Recently, this initiative resulted in a change to overhead lighting. Many buildings were switched from fluorescent halogen lighting to LED lighting. Halogen lighting consumes ten times more energy an hour than LED.
The GreenBuy Award Program was launched in 2010 to recognize Department of Energy sites who excel and go above and beyond in the name of sustainable products, or “green purchasing.” Green products must be purchased for a variety of uses and departments on-site to be considered for this award. These include the cafeteria, construction, custodial, electronics, grounds/landscaping, office and operations/fleet management.
Jefferson Lab has been the recipient of the gold level GreenBuy Award five times, leading to a Superior Award. When asked about this honor, Conley and Davie both agreed that much of the credit goes to Barbara Rice in Procurement and the many people across the lab who take the time and effort to ensure they consider green options in their purchasing decisions.
“Barbara’s effort comes out on top on the Green Team. She’s an absolute rock star,” Conley exclaimed.
Moving Toward Ever Greener Pastures
There are also a handful of projects that the Green Team is planning to revitalize or actively embark on soon. Just this month, the Green Team has organized an Earth Day campus cleanup. The volunteer effort will not only help beautify the campus and give back to the lab community but also benefits the surrounding communities here in Newport News.

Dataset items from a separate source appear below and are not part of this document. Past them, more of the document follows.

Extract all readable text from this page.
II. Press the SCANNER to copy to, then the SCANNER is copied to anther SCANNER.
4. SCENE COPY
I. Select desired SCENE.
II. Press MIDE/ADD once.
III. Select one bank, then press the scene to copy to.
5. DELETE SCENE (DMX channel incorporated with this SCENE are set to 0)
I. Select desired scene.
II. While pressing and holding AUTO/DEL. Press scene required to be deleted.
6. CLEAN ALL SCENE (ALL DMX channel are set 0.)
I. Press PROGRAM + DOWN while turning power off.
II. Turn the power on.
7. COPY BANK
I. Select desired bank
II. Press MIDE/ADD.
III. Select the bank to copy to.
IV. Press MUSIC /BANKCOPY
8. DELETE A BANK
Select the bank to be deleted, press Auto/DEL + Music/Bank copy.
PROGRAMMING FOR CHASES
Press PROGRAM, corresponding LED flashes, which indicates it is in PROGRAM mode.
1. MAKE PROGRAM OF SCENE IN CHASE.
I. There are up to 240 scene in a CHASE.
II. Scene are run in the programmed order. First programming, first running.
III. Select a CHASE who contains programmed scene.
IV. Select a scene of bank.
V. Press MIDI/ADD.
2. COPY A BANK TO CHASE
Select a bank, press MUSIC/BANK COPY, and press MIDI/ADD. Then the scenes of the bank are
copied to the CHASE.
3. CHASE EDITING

Looking forward, the Green Team hopes to also commence a stormwater reuse project, which will allow Jefferson Lab to repurpose stormwater. It’s estimated that this project could save approximately 50 million gallons of water each year.
The team is also exploring options for procuring electronic vehicle (EV) replacements as older vehicles are rotated out of service in the lab fleet, along with the necessary EV charging infrastructure. The entity through which the lab procures government vehicles, the General Services Agency (GSA), is under executive order to move its fleet toward fully electric vehicles over the next decade.
“We also plan to investigate opportunities for photovoltaic (PV) systems on-site. These systems would decrease dependence on carbon pollution electricity and increase resilience,” said Davie.